For Aenza S.A.A., investors typically monitor several key financial metrics to assess its performance and valuation. Given its capital-intensive nature, the company's market capitalization, currently $0.18 billion, provides an indication of its overall size. Profitability metrics like the gross margin (10.3%) and profit margin (-8.1%) are crucial, as they reflect the efficiency of its operations and overall financial health. A negative profit margin suggests current unprofitability, which warrants close attention. Furthermore, its Beta of 0.32 indicates relatively low stock price volatility compared to the broader market. Investors also consider the company's project pipeline, contract backlog, and cash flow from operations, especially from its stable concession agreements, to gauge future revenue predictability and financial stability in the dynamic industrials sector.

What are the main risks for AENZ?

Aenza S.A.A. faces several significant risks, primarily stemming from its operational footprint in Latin America.
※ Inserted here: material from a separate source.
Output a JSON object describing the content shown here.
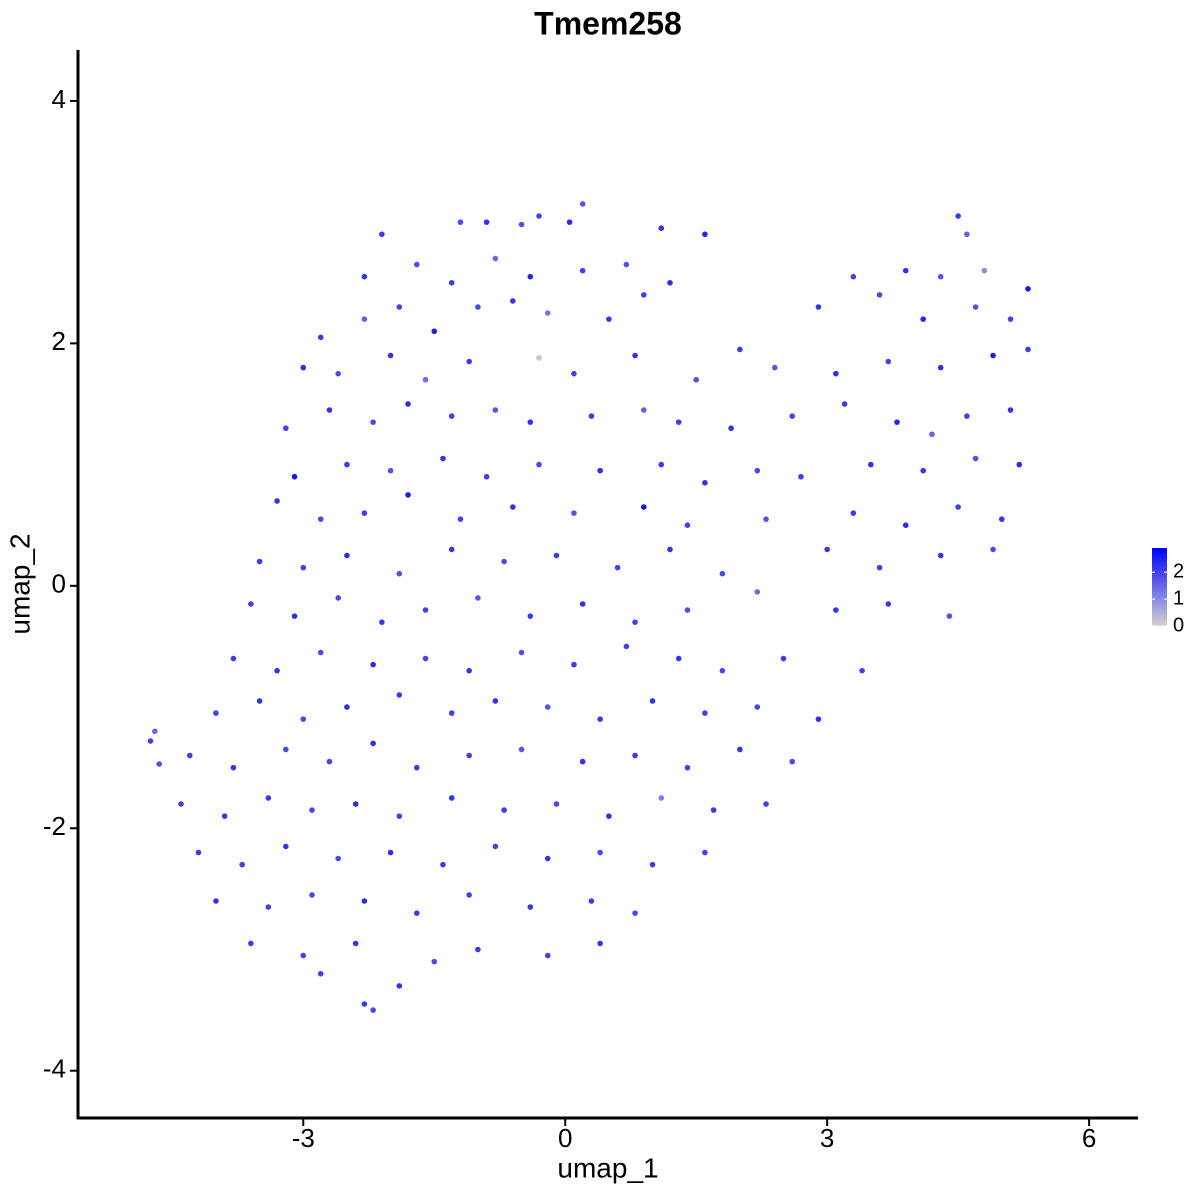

A major concern is the ongoing political and economic instability prevalent in countries like Peru, which can directly impact government infrastructure spending plans and regulatory environments, potentially delaying or canceling projects. The company's reliance on large-scale public and private sector contracts exposes it to intense competition, which can lead to pricing pressures and affect profit margins. Furthermore, fluctuations in commodity prices for construction materials and labor costs can significantly impact project profitability, especially for fixed-price contracts. Regulatory changes, including environmental or labor laws, also pose potential risks by increasing operational expenses or creating compliance challenges.

What are the key factors to evaluate for AENZ?

Aenza S.A.A. (AENZ) holds an AI score of 45/100 (low). Not financial advice.

How frequently does AENZ data refresh on this page?

AENZ prices update in real time during U.S. market hours. Fundamentals refresh after quarterly filings; analyst ratings and AI insights update daily; news is aggregated continuously.

What has driven AENZ's recent stock price performance?

Aenza S.A.A. (AENZ) moves on earnings results, analyst revisions, sector rotation, and market sentiment. Notable catalyst: Long-standing operational history and deep market penetration in Peru. See the News tab for the latest drivers. Past performance does not predict future results.

Should investors consider AENZ overvalued or undervalued right now?

Valuing Aenza S.A.A. (AENZ) requires multiple metrics. Compare P/E, P/S, and EV/EBITDA against sector peers for a full view.

What research should beginners do before buying AENZ?

Before investing in Aenza S.A.A. (AENZ), research these four areas: (1) the company's revenue model and competitive position (see Company Overview), (2) financial health through revenue growth, margins, and cash flow (see MoonshotScore), (3) what Wall Street analysts recommend and their price targets (see Analyst tab), and (4) specific risk factors that could impact the stock (see Risk Factors section).

Why might investors consider adding AENZ to a portfolio?

Key strength of Aenza S.A.A. (AENZ): Long-standing operational history and deep market penetration in Peru. Weigh rewards against risks and diversify. Not financial advice.

Disclaimer: This content is for informational purposes only and does not constitute investment advice. Always do your own research and consult a financial advisor.

Official Resources

Price as of Analysis updated AI Score refreshed daily
Data Sources & Methodology
Market data powered by Financial Modeling Prep & Yahoo Finance. AI analysis by Stock Expert AI proprietary algorithms. Technical indicators via industry-standard calculations. Last updated: .
Data Provenance
Sources: Financial Modeling Prep (FMP) — Primary · Yahoo Finance — Fallback · Alpaca — Tertiary
Last fetched:
Cache TTL: Quote 5min · Profile 7d · Financials 7d · Insider 48h
How we use AI: Numbers are pulled directly from FMP & Yahoo Finance — our AI writes the analysis, it never edits the figures.
Data provided as-is for educational purposes. Not financial advice. Methodology

Data provided for informational purposes only.

Analysis Notes
  • All information is derived strictly from the provided source data. No external information or speculation has been included. Word count minimums and maximums have been strictly adhered to.